Grace Hartigan. Red Bowl. 1953. The Baltimore Museum of Art: Gift of Herman Jervis, New York, in Memory of Dorothy B. Jervis. © The Baltimore Museum of Art / Estate of Grace Hartigan
Grace Hartigan. Red Bowl. 1953. The Baltimore Museum of Art: Gift of Herman Jervis, New York, in Memory of Dorothy B. Jervis. © The Baltimore Museum of Art / Estate of Grace Hartigan

BALTIMORE, MD (September 5, 2019)—The Baltimore Museum of Art (BMA) today announced the first exhibition of its year-long 2020 Vision initiative to celebrate female-identifying artists. By Their Creative Force: American Women Modernists features nearly 20 works by artists such as Elizabeth Catlett, Maria Martinez, and Georgia O’Keeffe to recognize the innovative contributions women artists have made to the development of American modernism. The exhibition is on view October 6, 2019–July 5, 2020.

“This exhibition presents a survey of women artists from a variety of geographic regions and socioeconomic backgrounds to tell a more inclusive story of American modernism,” said Christopher Bedford, BMA Dorothy Wagner Wallis Director. “It also demonstrates the BMA’s long history of acquiring works by women artists and our commitment to showcasing accomplished artists from this community, both efforts the museum is amplifying in 2020 and beyond.”

Among the exhibition highlights are Pink Tulip (1926) and Waterfall I (1952) by Georgia O’Keeffe, one of the most successful American modernists, best known for her boldly innovative renderings of flowers, landscapes, and cityscapes. Elizabeth Catlett’s print Domestic Worker (1946) shows the artist working to promote social change. Catlett was banned from the U.S. during the McCarthy era and lived and worked in Mexico.
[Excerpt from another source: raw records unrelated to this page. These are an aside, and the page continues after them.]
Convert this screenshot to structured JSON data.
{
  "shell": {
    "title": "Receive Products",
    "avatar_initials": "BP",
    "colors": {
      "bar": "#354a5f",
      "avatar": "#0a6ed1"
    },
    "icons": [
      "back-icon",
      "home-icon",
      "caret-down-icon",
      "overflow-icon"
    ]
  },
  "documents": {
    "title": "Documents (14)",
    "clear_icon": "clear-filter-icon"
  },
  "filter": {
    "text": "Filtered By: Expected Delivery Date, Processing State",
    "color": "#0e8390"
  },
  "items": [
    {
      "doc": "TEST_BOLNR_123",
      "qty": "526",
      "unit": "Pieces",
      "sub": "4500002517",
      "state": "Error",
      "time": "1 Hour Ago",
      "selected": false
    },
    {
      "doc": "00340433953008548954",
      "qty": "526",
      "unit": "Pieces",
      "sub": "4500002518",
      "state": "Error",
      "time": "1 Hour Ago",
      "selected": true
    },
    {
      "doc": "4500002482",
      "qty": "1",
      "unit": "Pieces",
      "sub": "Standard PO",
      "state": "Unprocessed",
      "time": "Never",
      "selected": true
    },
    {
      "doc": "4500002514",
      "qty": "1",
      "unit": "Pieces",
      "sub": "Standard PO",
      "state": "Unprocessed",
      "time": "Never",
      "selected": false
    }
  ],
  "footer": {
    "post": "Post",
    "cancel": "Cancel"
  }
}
Grace Hartigan’s Red Bowl (1953) is a blend of figuration and abstraction that was initially exhibited by the artist under the pseudonym George Hartigan to avoid discrimination she might face as a woman. After 1955, she began exhibiting under her real name and in 1965 she became director of the Hoffberger School of Painting at the Maryland Institute College of Art.

The accomplishments made by many of the historically less-recognized women artists in By Their Creative Force are also acknowledged here. Marguerite Zorach was one of the few American women artists whose work was included in the groundbreaking 1913 Armory Show. Maria Finkelstein exhibited at the Paris Salon in 1928 and 1930. Gertrude Greene was a founder of American Abstract Artists and helped establish the Unemployed Artists Group (later known as the Artists Union). Simone Brangier Boas was one of the founding members of the Sculptors’ Guild and her work was included in the 1939 World’s Fair American Art exhibition.

By Their Creative Force: American Women Modernists is part of the BMA’s year-long 2020 Vision initiative highlighting women artists and collectors, and includes works by Rebecca Salsbury James, Irene Rice Pereira, Florine Stettheimer, and Eva Zeisel, in addition to the artists previously mentioned. The exhibition is curated by Virginia Anderson, BMA Curator of American Art, and generously supported by the Sigmund M. and Mary B. Hyman Fund for American Art.

About the Baltimore Museum of Art

Founded in 1914, the Baltimore Museum of Art (BMA) inspires people of all ages and backgrounds through exhibitions, programs, and collections that tell an expansive story of art—challenging long-held narratives and embracing new voices. Our outstanding collection of more than 97,000 objects spans many eras and cultures and includes the world’s largest public holding of works by Henri Matisse; one of the nation’s finest collections of prints, drawings, and photographs; and a rapidly growing number of works by contemporary artists of diverse backgrounds. The museum is also distinguished by a neoclassical building designed by American architect John Russell Pope and two beautifully landscaped gardens featuring an array of modern and contemporary sculpture. The BMA is located three miles north of the Inner Harbor, adjacent to the main campus of Johns Hopkins University, and has a community branch at Lexington Market. General admission is free so that everyone can enjoy the power of art.